А то вдруг примется отец их ранешную жизнь вспоминать. Да так подробно, что Михась только диву дается: на­до же так помнить! Вот, например, описал, как они покупа­ли синего медведя. Михась уж про него давным-давно за­был. А как стал письмо читать, сразу тот день ясно-ясно в памяти встал. Пришли они с отцом в магазин плюшевого медведя купить.

– Выбирайте! – сказала молоденькая продавщица и пальцем ткнула: – Они все здесь, выбирайте!

Полки забиты медведями – черными, коричневыми, бе­лыми. А в уголок забился чудной какой-то – синий, будто его в чернилах искупали. Папа еще посмеялся тогда:

– А это что за неизвестный науке экземпляр? Ведь, всем же ясно, что не бывает на свете синего медведя!

Михе это тоже было совершенно ясно. И он колебался между белым – северным и бурым – таежным. Хороши бы­ли оба, но выбрать надо было только одного. И он стал склоняться в пользу белого.

– Я сразу сказала: всех продадим, а этот синий урод так и останется, – продолжала между тем продавщица. – Никто никогда его не купит!

Михась вдруг ясно представил, как в магазине среди пустых полок сидит один-единственный, никем не куплен­ный синий медведь. Как тогда ему будет обидно и одино­ко! И как страшно совсем одному ночью, когда разойдутся покупатели и уйдут домой продавцы! У Михи защипало глаза от жалости к несчастному медведю, и он тихонько тронул отца за руку:

– Папа, давай купим синего!

Отец взглянул на сына, сразу все понял и возражать не стал. А изумленной продавщице он пояснил:

– Вы знаете, мы вспомнили: синий медведь – это ред­чайшая и ценнейшая порода, – и длинно произнес что-то по латыни, как теперь признался в письме, название одного редкого лекарства...

Никогда раньше Михась даже не подозревал, что его отец – вечный непробиваемый молчун – может так щедро и так интересно писать. Как благодарен он отцу и за эти его щедрые письма, и за то, что адресованы они лично ему – тетке отец писал отдельно. Вначале она злилась из-за этого, но мало-помалу свыклась.

Михась видит, что тетка тяжело переживает смерть сестры. Глаза ее постоянно красны от слез, лицо опухло. Еще сильнее отекают ноги. Часто стала забывать, куда и зачем пошла. Иногда в разгар какого-нибудь дела вдруг застывает надолго, о чем-то думает. Раньше такого с ней не случалось. Племянника зовет сироткой и старается на­кормить еще жирней и слаще.
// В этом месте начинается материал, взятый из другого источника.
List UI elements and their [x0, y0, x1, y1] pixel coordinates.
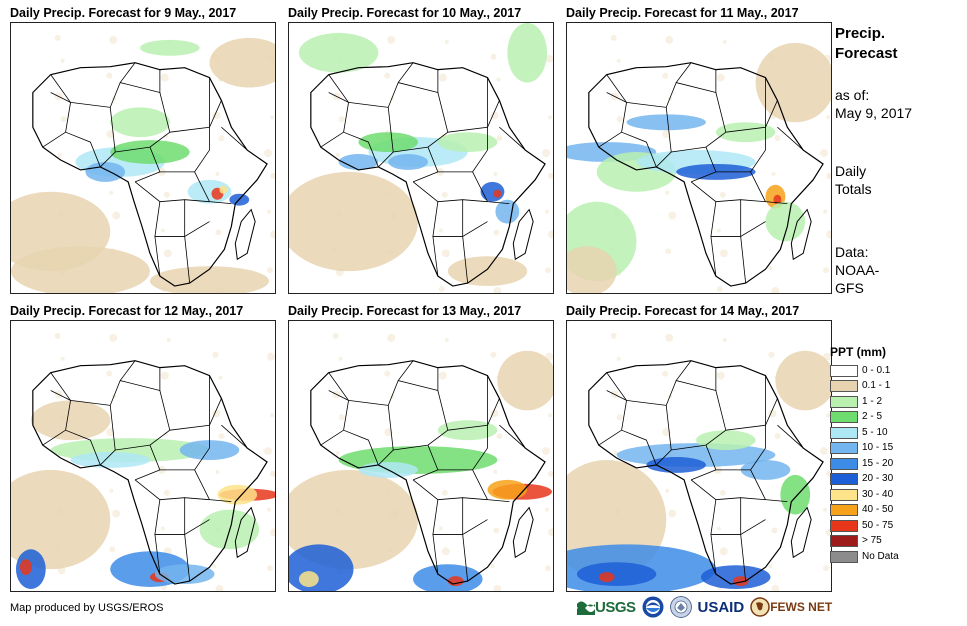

Но спекулянтские свои дела не забросила – напротив, ведет их с еще большим рвением. Без передыху печет и таскает на базар лепешки. А оттуда всякое барахло: отрезы ткани, меха, кожу. Пластинок в доме уже гора, хотя ни один из трех патефонов никогда никто не заводит.

В последнее время Михась стал меньше бояться тетку, часто поступает ей наперекор. Но изо всех сил старается не ссориться с ней – об этом просит в письмах отец.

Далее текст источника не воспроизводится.